I can't see it being the size of a lawnmower for any agricultural tractor, nor do I see it as a self managing tractor (yet) there are too many variables that require human intervention.


----------



## dvcochran (Oct 1, 2017)

slowzuki said:


> Again, the claim that windmills produce less energy than they take to build is incorrect.


Partly true. The initial cost of $2 million per MW takes an average 22 years to pay back for a commercial utility scale unit. This does Not include maintenance and repair cost which is still an unestablished number but it is a Big number.

One unit suffering catastrophic failure can make an entire wind farm become upside down for the entire expected lifecycle.


----------



## slowzuki (Mar 8, 2011)

Payback time depends completely what market you're located in. In markets with high energy costs or with a premium for renewables turbines are paying for themselves much faster than that. The ones with high availability do well too.

The trendy green ego projects of sticking turbines in unsuitable locations with poor markets are much, much worse than your numbers dragging averages down.



dvcochran said:


> Partly true. The initial cost of $2 million per MW takes an average 22 years to pay back for a commercial utility scale unit. This does Not include maintenance and repair cost which is still an unestablished number but it is a Big number.
> 
> One unit suffering catastrophic failure can make an entire wind farm become upside down for the entire expected lifecycle.


----------



## dvcochran (Oct 1, 2017)

slowzuki said:


> Payback time depends completely what market you're located in. In markets with high energy costs or with a premium for renewables turbines are paying for themselves much faster than that. The ones with high availability do well too.
> 
> The trendy green ego projects of sticking turbines in unsuitable locations with poor markets are much, much worse than your numbers dragging averages down.


In the same fashion the ego projects are affecting payback. Loss is loss. I would more believe only a select few farms are truly profitable.

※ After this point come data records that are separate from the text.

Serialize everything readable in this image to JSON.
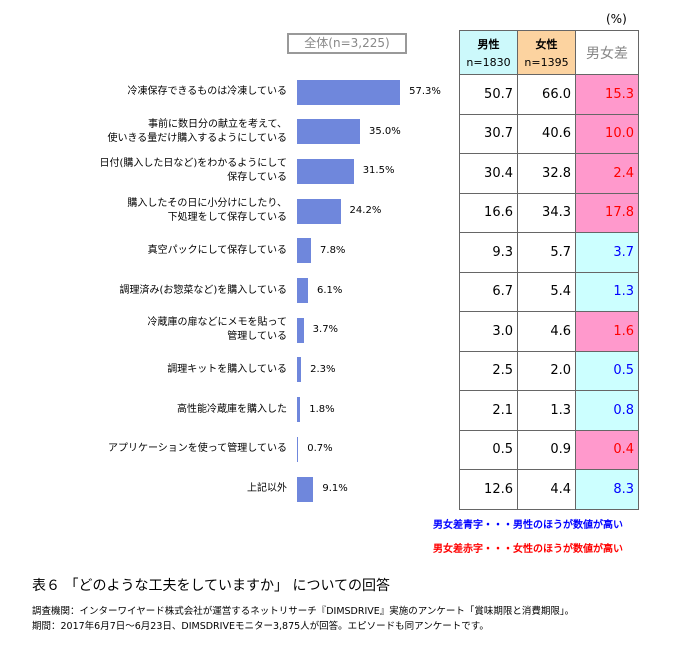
{
  "chart_data": {
    "type": "bar",
    "orientation": "horizontal",
    "title": "表６ 「どのような工夫をしていますか」 についての回答",
    "series_label": "全体(n=3,225)",
    "categories": [
      "冷凍保存できるものは冷凍している",
      "事前に数日分の献立を考えて、\n使いきる量だけ購入するようにしている",
      "日付(購入した日など)をわかるようにして\n保存している",
      "購入したその日に小分けにしたり、\n下処理をして保存している",
      "真空パックにして保存している",
      "調理済み(お惣菜など)を購入している",
      "冷蔵庫の扉などにメモを貼って\n管理している",
      "調理キットを購入している",
      "高性能冷蔵庫を購入した",
      "アプリケーションを使って管理している",
      "上記以外"
    ],
    "values": [
      57.3,
      35.0,
      31.5,
      24.2,
      7.8,
      6.1,
      3.7,
      2.3,
      1.8,
      0.7,
      9.1
    ],
    "value_labels": [
      "57.3%",
      "35.0%",
      "31.5%",
      "24.2%",
      "7.8%",
      "6.1%",
      "3.7%",
      "2.3%",
      "1.8%",
      "0.7%",
      "9.1%"
    ],
    "bar_color": "#6f87dc",
    "grid": false
  },
  "table": {
    "unit": "(%)",
    "headers": [
      {
        "label": "男性",
        "n": "n=1830",
        "color": "#ccf9fb"
      },
      {
        "label": "女性",
        "n": "n=1395",
        "color": "#fcd3a0"
      },
      {
        "label": "男女差",
        "n": "",
        "color": "#ffffff"
      }
    ],
    "rows": [
      {
        "male": "50.7",
        "female": "66.0",
        "diff": "15.3",
        "higher": "female"
      },
      {
        "male": "30.7",
        "female": "40.6",
        "diff": "10.0",
        "higher": "female"
      },
      {
        "male": "30.4",
        "female": "32.8",
        "diff": "2.4",
        "higher": "female"
      },
      {
        "male": "16.6",
        "female": "34.3",
        "diff": "17.8",
        "higher": "female"
      },
      {
        "male": "9.3",
        "female": "5.7",
        "diff": "3.7",
        "higher": "male"
      },
      {
        "male": "6.7",
        "female": "5.4",
        "diff": "1.3",
        "higher": "male"
      },
      {
        "male": "3.0",
        "female": "4.6",
        "diff": "1.6",
        "higher": "female"
      },
      {
        "male": "2.5",
        "female": "2.0",
        "diff": "0.5",
        "higher": "male"
      },
      {
        "male": "2.1",
        "female": "1.3",
        "diff": "0.8",
        "higher": "male"
      },
      {
        "male": "0.5",
        "female": "0.9",
        "diff": "0.4",
        "higher": "female"
      },
      {
        "male": "12.6",
        "female": "4.4",
        "diff": "8.3",
        "higher": "male"
      }
    ],
    "colors": {
      "female_bg": "#ff99cc",
      "female_text": "#ff0000",
      "male_bg": "#ccffff",
      "male_text": "#0000ff"
    }
  },
  "notes": {
    "blue": "男女差青字・・・男性のほうが数値が高い",
    "red": "男女差赤字・・・女性のほうが数値が高い"
  },
  "source": {
    "line1": "調査機関：インターワイヤード株式会社が運営するネットリサーチ『DIMSDRIVE』実施のアンケート「賞味期限と消費期限」。",
    "line2": "期間：2017年6月7日～6月23日、DIMSDRIVEモニター3,875人が回答。エピソードも同アンケートです。"
  }
}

When the startup cost is flattened (with economics/politics or tech, etc...) it will get much better. I do think it is part of our future. Is it a fossil fuel replacement? Not by a long shot, yet.


----------



## Farmineer95 (Aug 11, 2014)

Cash flow on average is certainly a valid point, but I had the motive in mind and the results of the motive. Initial push is to reduce daily carbon emissions, reduce carbon footprint. All the material and construction processes emit carbon. I’d like to know the carbon cost of one operating wind turbine. When all the fossil fuels are “outlawed” and vehicles are then electric, the energy still needs a source. The initial motive is to reduce carbon footprint, but now we need more electricity, and updates to the grid. I’m not convinced it was thought through. We can’t just plug everything in and expect it to work with more changes.


----------